Those who read this blog may have noticed that by and large I am a rather private person. I am much more comfortable discussing my ideas than my feelings, and tend to be reticent about the details of my daily life. And so my latest "Rite Behavior" column in Witches and Pagans was a particular challenge for me: it speaks at some length and in uncomfortable detail about my ongoing struggles with substance abuse.
I went public with this for a few reasons. One is because addiction thrives on shame and secrecy. It entangles its victims - substance abusers and innocent bystanders alike - in a web of lies and half-truths. It isolates addicts from their friends, their families and ultimately from themselves. Admitting to yourself and to others that your use is out of control is the first step toward breaking out of that web: until you acknowledge the damage which has been done, you will have little chance of repairing it.

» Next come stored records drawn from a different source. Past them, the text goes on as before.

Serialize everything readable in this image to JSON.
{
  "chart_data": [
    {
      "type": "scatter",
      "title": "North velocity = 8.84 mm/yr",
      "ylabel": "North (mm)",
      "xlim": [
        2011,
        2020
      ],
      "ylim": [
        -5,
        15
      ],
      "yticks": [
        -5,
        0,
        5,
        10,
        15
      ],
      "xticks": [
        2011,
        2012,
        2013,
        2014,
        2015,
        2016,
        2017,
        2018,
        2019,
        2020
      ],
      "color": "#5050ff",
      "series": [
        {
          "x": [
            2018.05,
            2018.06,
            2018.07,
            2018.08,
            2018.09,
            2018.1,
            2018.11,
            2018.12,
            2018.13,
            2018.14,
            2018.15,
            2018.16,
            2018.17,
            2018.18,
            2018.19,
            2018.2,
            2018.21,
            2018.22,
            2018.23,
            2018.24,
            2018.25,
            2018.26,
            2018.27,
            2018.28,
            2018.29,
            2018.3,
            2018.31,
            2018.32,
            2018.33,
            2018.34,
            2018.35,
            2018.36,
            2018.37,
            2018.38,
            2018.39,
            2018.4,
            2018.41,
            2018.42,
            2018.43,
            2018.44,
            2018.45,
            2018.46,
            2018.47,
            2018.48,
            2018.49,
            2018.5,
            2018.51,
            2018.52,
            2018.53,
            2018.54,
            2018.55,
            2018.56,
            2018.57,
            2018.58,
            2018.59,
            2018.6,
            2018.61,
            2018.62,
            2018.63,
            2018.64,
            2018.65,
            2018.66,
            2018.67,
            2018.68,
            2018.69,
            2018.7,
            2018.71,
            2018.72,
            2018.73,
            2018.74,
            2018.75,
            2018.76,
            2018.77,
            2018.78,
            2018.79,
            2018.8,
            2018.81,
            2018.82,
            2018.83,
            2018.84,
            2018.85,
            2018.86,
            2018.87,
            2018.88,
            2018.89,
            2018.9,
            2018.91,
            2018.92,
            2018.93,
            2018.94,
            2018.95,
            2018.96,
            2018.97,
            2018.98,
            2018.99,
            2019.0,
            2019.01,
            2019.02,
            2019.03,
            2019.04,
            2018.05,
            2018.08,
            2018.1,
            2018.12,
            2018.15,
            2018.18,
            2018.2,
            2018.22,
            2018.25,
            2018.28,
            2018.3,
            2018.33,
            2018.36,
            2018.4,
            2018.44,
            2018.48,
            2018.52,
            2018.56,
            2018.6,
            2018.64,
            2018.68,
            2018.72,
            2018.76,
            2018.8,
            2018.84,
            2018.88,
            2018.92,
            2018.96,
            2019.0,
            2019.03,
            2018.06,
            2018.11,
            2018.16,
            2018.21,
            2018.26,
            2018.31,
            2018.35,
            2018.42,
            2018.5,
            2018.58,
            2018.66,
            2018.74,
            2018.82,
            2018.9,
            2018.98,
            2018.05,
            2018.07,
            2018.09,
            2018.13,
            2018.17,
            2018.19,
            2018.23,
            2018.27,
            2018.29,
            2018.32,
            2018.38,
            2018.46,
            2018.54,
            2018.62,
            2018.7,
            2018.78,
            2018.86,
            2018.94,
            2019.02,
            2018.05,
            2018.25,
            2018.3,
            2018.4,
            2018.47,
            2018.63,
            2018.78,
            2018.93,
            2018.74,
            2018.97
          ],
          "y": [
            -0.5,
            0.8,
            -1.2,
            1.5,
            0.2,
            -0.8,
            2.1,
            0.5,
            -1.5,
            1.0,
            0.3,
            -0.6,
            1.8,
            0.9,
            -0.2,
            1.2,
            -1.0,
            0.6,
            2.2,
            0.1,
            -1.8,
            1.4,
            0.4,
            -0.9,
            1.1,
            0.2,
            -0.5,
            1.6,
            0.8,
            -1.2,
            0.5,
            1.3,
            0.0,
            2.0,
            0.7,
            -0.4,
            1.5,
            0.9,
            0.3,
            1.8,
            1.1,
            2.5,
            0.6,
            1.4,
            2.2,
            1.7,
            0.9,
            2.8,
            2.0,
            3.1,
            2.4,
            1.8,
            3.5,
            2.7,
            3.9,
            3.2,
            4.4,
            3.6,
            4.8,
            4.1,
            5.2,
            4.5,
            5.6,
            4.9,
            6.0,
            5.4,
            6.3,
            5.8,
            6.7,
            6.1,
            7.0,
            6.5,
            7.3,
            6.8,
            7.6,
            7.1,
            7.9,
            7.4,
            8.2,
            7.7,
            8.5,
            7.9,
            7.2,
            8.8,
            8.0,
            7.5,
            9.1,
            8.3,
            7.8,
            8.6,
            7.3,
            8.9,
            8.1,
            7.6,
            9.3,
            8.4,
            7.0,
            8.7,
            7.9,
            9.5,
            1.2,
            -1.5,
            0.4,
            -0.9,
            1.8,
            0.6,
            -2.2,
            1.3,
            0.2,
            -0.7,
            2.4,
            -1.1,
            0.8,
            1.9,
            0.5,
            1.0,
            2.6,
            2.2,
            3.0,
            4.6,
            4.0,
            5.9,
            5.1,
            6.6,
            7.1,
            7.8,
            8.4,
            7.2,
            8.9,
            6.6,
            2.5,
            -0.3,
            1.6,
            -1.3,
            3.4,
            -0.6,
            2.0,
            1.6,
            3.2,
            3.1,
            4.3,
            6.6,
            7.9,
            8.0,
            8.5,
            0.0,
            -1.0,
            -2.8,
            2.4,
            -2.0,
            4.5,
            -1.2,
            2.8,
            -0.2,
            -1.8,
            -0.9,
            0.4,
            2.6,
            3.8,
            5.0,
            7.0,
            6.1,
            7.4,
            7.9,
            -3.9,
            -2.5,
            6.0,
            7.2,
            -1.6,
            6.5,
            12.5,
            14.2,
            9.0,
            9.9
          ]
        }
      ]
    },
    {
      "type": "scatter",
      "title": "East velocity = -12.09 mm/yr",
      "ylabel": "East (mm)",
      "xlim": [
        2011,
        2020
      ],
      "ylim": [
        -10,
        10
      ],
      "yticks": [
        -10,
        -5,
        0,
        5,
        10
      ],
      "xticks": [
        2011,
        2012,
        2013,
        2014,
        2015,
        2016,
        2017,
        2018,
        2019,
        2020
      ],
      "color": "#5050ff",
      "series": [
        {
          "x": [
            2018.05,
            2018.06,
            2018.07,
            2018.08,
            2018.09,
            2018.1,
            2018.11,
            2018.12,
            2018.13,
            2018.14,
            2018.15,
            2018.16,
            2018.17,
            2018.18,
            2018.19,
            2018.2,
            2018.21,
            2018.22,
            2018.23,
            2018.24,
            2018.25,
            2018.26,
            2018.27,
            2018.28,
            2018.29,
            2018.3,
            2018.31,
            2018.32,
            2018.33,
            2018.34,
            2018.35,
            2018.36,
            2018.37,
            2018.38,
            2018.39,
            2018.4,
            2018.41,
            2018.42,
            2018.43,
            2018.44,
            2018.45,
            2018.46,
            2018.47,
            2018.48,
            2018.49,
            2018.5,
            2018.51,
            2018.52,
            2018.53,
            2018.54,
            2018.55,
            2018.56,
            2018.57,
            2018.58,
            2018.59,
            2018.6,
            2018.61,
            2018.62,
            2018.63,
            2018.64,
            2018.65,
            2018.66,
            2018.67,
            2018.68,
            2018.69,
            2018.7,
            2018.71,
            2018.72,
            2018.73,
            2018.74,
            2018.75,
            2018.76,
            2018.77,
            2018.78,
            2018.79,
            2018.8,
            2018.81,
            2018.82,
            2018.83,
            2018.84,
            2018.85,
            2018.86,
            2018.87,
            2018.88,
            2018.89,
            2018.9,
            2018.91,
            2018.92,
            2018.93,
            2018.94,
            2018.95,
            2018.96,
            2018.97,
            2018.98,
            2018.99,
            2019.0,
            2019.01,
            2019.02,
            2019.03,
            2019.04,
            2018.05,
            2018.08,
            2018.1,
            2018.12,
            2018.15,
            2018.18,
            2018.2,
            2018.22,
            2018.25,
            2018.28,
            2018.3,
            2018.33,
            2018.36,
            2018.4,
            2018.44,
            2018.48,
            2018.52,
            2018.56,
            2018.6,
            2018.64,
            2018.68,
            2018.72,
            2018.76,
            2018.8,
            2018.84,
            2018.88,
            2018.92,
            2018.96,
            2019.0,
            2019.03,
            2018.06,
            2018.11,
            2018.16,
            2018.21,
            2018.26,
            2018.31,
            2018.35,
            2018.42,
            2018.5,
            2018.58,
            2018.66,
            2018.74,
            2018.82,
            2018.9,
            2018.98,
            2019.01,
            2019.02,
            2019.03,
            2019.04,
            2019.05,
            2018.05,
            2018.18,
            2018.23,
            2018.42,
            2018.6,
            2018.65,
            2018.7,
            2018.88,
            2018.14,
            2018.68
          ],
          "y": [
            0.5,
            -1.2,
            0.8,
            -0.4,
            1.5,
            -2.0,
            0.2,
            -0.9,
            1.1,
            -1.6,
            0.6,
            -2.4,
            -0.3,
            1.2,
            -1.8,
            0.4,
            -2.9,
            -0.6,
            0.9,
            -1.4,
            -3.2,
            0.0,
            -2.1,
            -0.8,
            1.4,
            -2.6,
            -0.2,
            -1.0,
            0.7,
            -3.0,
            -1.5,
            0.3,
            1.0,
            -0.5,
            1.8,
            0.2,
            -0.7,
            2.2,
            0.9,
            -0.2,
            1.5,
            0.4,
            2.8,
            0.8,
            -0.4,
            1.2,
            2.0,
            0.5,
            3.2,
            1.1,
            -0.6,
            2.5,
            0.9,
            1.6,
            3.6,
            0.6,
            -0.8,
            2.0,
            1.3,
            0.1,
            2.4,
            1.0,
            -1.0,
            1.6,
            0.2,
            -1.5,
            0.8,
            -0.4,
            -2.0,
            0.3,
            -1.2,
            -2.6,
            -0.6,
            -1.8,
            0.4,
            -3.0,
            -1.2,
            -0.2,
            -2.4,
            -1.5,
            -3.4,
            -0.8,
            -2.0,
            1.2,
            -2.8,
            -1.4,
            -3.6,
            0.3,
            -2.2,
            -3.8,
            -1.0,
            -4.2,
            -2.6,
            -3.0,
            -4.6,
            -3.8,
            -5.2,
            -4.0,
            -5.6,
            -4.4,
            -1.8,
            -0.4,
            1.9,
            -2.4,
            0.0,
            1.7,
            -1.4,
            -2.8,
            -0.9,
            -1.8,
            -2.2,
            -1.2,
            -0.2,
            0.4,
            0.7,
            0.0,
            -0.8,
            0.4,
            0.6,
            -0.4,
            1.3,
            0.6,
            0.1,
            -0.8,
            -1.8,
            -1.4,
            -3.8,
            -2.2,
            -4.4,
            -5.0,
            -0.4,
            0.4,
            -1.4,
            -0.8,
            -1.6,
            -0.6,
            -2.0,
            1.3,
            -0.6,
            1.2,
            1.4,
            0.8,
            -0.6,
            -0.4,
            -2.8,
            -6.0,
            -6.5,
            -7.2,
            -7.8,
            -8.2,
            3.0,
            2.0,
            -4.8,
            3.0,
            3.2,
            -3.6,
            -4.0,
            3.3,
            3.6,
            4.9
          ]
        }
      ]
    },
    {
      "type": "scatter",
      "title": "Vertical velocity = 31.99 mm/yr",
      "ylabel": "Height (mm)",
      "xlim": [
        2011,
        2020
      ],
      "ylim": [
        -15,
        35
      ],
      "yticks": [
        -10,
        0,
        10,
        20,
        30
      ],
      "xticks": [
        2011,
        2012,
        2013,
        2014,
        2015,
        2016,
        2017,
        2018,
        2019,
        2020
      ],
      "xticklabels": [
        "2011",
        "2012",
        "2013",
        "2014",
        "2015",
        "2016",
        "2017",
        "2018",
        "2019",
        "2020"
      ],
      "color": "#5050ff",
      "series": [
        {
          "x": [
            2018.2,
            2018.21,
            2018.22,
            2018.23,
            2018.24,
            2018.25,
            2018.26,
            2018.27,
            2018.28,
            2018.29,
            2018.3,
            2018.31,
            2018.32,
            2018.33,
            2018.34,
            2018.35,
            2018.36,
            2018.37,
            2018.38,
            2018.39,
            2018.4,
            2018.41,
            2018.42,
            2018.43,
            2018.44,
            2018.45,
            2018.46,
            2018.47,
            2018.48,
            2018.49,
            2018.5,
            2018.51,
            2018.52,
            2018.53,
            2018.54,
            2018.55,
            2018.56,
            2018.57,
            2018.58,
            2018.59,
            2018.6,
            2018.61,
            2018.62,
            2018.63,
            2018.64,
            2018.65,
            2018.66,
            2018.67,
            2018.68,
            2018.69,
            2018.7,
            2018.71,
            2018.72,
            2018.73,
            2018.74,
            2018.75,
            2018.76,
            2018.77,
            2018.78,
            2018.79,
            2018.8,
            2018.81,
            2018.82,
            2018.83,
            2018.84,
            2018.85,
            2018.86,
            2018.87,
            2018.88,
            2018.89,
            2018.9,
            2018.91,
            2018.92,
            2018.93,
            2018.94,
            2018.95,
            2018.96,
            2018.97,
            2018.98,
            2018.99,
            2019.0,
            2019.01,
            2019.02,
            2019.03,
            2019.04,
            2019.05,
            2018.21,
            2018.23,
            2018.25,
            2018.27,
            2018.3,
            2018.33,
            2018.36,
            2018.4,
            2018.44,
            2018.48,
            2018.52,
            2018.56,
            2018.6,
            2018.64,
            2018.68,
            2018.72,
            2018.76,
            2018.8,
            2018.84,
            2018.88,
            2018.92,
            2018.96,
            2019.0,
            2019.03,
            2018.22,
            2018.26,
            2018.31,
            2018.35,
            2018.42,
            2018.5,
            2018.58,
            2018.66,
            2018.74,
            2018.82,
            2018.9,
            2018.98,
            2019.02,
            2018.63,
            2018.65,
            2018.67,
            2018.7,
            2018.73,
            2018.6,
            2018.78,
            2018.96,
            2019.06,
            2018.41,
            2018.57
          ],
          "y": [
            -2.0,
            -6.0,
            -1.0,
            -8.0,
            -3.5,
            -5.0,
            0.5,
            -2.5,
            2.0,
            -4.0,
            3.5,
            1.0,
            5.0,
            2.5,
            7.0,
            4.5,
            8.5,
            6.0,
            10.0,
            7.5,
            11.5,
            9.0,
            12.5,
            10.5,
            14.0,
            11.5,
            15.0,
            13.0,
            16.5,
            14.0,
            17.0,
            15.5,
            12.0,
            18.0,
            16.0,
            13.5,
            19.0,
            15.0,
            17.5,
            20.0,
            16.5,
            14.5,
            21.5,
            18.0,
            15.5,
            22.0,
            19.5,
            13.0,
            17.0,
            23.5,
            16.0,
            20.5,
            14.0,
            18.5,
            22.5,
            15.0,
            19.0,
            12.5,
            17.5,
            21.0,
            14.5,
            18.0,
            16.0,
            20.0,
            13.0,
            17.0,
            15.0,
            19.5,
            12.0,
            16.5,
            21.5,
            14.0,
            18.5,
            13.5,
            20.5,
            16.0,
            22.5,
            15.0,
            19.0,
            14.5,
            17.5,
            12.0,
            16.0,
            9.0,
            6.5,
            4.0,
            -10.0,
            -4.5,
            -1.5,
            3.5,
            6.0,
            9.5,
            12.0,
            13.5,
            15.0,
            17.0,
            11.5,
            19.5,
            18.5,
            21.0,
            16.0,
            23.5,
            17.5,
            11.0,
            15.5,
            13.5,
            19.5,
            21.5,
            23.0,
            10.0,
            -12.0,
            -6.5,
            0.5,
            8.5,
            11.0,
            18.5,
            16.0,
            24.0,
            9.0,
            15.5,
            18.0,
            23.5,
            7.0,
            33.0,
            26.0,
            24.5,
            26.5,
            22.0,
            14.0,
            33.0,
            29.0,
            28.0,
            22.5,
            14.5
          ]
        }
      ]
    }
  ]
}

Another is that I believe the current models of substance abuse treatment - more precisely, the almost exclusive use of the 12-Step/Abstinence-based and punitive/law enforcement models - are seriously flawed and based largely on our Puritan distrust of all things pleasurable. In the name of fighting addiction we throw doctors in prison for prescribing pain medication to suffering patients: thanks largely to drug offenses 55% of African-American men in Chicago - and similarly high percentages in many other American cities - are convicted felons. I acknowledge that substance abuse is a problem, and that I suffer from that problem: I recognize that we need to do something about it. But I also see that our current efforts are not working, and that alternate approaches are desperately needed. By talking about my experience and encouraging others to share theirs I hope we might save some addicts who might otherwise be lost, myself included.
I'm not interested in playing the Redeemed Sinner ala Robert Downey, Jr. and various other celebrity rehab graduates. But neither am I interested in playing the Entertaining Party Animal ala Charlie Sheen or graduating to Tragic Drug Victim ala Amy Winehouse. Since that article was written I've done a reasonably good to mediocre job of staying clean: there have been a couple of slip-ups but nothing that spiraled out of control. And recent events in my personal life (more on that later) have kept me occupied enough to resist the worst temptations. Right now there is enough good stuff going on in my life to help me steer clear of the bad, but I also know how quickly things can change when dealing with addiction. I hope to come out of this struggle as one comes out of any successful Ordeal: with hard-acquired wisdom and as few scars as possible.